You are actually saving us from the sins to come. I know you will come when the time is right, it does seem near and you will save us all and we will all love you and God will see aren't bad people, just lost but there will be so much excitement and so much News and it will be everywhere and everyone will want to see you and for you to visit us and nothing else will matter.

Everyone will be at peace and prayer and every knee shall bow and you'll have saved us all from our sins. 

That will be a heaven in itself. I hope I'm here to see it. I invite you into my heart every day. I love you. So many people love you. If only I could show you more. I know you know because God knows everything. 

Come home, maybe here, maybe Rome, come back to Earth, we have so much to put right and I know it sounds so selfish, but I would love to see you and even now can see you in my mind's eye so clearly with your arms outstretched. 

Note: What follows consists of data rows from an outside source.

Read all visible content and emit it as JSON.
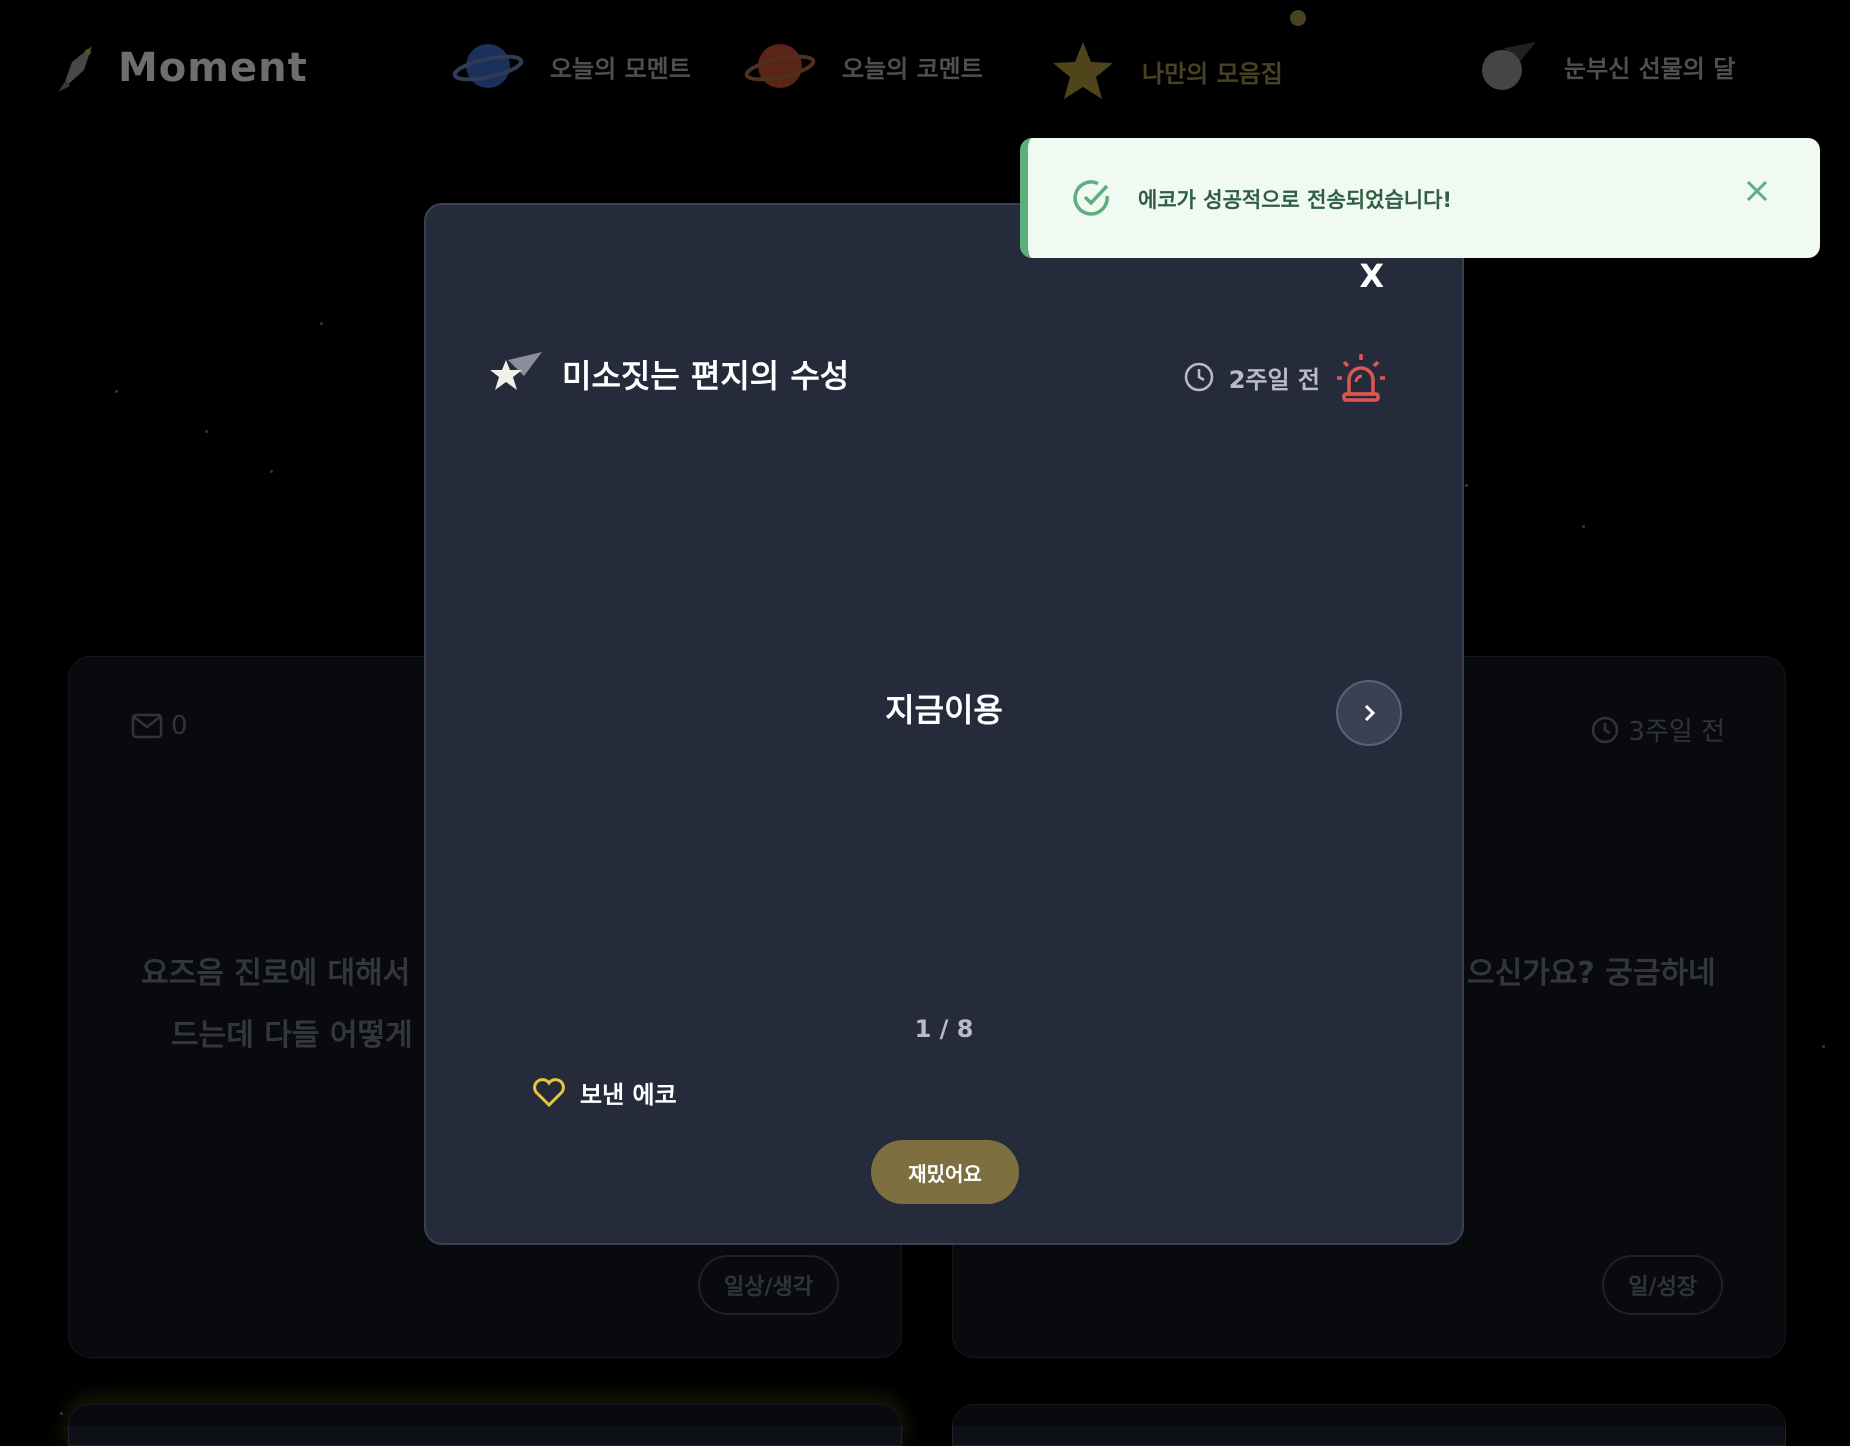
{
  "nav": {
    "logo": "Moment",
    "items": [
      {
        "label": "오늘의 모멘트",
        "icon": "blue-planet-icon"
      },
      {
        "label": "오늘의 코멘트",
        "icon": "red-planet-icon"
      },
      {
        "label": "나만의 모음집",
        "icon": "star-icon",
        "active": true
      },
      {
        "label": "눈부신 선물의 달",
        "icon": "moon-icon"
      }
    ]
  },
  "bg_cards": [
    {
      "comment_count": "0",
      "text_line1": "요즈음 진로에 대해서",
      "text_line2": "드는데 다들 어떻게",
      "tag": "일상/생각"
    },
    {
      "time": "3주일 전",
      "text_line1": "으신가요? 궁금하네",
      "tag": "일/성장"
    }
  ],
  "modal": {
    "close_label": "X",
    "title": "미소짓는 편지의 수성",
    "time": "2주일 전",
    "body": "지금이용",
    "pager": "1 / 8",
    "echo_label": "보낸 에코",
    "fun_button": "재밌어요"
  },
  "toast": {
    "message": "에코가 성공적으로 전송되었습니다!"
  },
  "colors": {
    "modal_bg": "#252b3b",
    "accent_gold": "#7d6f3f",
    "toast_bg": "#f0faf3",
    "toast_accent": "#5fae7d",
    "siren_red": "#e0554f"
  }
}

Mine are to you also, you are with me and bring such peace to my soul when alone, so uplifting to write about you. Closest always in my thoughts. 

Come down to us Jesus, we ask all sorts in prayer and chance but do we ever ask you back? I'm not sure we do. We remember your death, and your resurrection, but do we invite you back to Earth? 

Maybe we do and maybe I've just continually missed that bit but perhaps now is the time to change the message. 

You are loved, you are needed and we want you. Also, we will save you from our sins, I'm sure of it. So come on down to this beautiful Earth of your Father's. Come and see how we are doing and I think you will be pleasantly surprised. 

We talk of time, the moment you came to Earth is when time truly began and when you return, is when time will truly end. It's been 2023 years, a lot has changed. God is watching and I long for the moment he has faith in us to return you back to Earth, knowing you will be safe.

Come to England, we need you, we love you and we believe in you. In Jesus' name.